TLS 1.2 used to have a fairly elaborate dance between client and server to establish the connection. There we separate steps for sending the certificates, sending each half of Diffie-Hellman and so on.
So what is the TLS fingerprinting? Well, it turns out that due to large number of fields in Client Hello message it can become fairly unique to the software that it comes from. Consider the following parts of Client Hello message:
- Exact TLS version (1.3 or 1.2 in non-legacy cases).
- TLS Extensions.
- (If Elliptic Curve Cryptography is used) elliptic curves and their parameters.
That’s a lot of stuff and we have a bit of combinatorial explosion on the diversity of Client Hello messages that could be created.
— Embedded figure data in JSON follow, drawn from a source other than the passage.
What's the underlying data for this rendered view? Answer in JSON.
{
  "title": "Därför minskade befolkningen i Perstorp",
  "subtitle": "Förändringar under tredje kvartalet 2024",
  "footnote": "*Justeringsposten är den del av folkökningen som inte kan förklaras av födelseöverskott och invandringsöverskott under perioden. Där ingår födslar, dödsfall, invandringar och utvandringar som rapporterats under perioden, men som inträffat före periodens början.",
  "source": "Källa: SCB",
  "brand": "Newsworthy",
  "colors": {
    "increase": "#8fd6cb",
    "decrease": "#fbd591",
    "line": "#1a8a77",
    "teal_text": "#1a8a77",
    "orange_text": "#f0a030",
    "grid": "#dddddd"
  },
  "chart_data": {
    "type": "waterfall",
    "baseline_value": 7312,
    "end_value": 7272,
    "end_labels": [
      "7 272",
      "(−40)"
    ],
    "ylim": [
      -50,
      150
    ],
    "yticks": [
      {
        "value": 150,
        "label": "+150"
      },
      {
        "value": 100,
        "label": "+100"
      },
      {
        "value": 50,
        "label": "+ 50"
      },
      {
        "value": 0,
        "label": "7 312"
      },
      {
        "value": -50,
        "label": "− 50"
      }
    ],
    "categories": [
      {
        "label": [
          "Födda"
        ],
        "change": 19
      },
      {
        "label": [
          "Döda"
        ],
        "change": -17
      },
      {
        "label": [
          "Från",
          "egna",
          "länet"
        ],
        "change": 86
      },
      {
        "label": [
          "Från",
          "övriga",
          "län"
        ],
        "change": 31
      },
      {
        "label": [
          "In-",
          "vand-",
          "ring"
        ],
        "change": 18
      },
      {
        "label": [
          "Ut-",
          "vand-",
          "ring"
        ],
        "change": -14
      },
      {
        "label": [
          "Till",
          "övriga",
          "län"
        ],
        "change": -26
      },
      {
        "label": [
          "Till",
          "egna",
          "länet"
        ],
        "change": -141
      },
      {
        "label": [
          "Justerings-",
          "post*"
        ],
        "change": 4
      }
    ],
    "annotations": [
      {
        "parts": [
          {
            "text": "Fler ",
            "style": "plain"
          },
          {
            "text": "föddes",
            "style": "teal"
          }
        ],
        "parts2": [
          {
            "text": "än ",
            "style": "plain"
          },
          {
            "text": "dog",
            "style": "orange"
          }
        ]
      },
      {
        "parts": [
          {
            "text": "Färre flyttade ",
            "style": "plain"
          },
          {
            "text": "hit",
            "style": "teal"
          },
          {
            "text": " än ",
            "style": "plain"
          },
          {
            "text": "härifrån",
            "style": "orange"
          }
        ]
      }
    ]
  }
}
Of course, not all combinations are equally likely due to security reasons - some of the older ciphersuites are now known to be insecure and should not longer be used.
So the thing is, programs tend to choose some unique combination of the above things. There’s one kind of Client Hello message that Google Chrome sends, another one for Firefox, yet another one for curl and so on. Thus it is possible to develop a way to fingerprint the Client Hello message and infer what kind of client that is. A prominent implementation of TLS fingerprinting is JA3 by Salesforce. In fact Salesforce even has a patent on TLS fingerprinting (altough I have my doubts if they truly invented it). JA3 parses the Client Hello message, extracts the fields that are relevant for fingerprinting, encodes them into a string and computes a MD5 hash from this string. Since so many things in the message are unique to program acting as TLS client the resulting hash will be unique as well.
TLS fingerprinting is used not only to detect malware and network anomalies but also as a countermeasure against automated traffic at CDN level by CDN providers such as Akamai and Cloudflare (for enterprise customer that have it enabled). So if there’s HTTP request coming with all the right headers that claims to be from Google Chrome, but TLS fingerprint matches Python HTTP client the CDN knows that something is off and rejects the request. Systems that implement TLS fingerprinting can keep blacklists of known malicious clients and whitelists of known good clients and update them as traffic is being monitored.
So what do we do about this as web scraper and automation developers? Unfortunately Python requests module and standard libraries do not offer much options to configure the low level TLS handshake details the way we want. However there are some open source projects made for customising it the way we need:
- https://github.com/lwthiker/curl-impersonate - a modified version of (lib)curl that is made to have the same TLS fingerprints as many popular browsers.
- utls - a modified
crypto/tlswith extra customisability. You can set the exact low-level details of Client Hello message when establishing TLS connection.
- TLS-Fingerprint-API - a proxy server developed to defeat TLS fingerprinting.
These projects provide ways to pretend to be a whitelisted TLS client or at least avoid being in a blacklist by manipulating the TLS fingerpint. Some developers working in darker shades of software development also implement Cipher Stunting - a technique that entails randomising fingerprintable parts of Client Hello message to further thwart the countermeasures.
If the target expects the traffic to come from a browser we could also develop a solution based on browser automation by using something like Playwright or Puppeteer.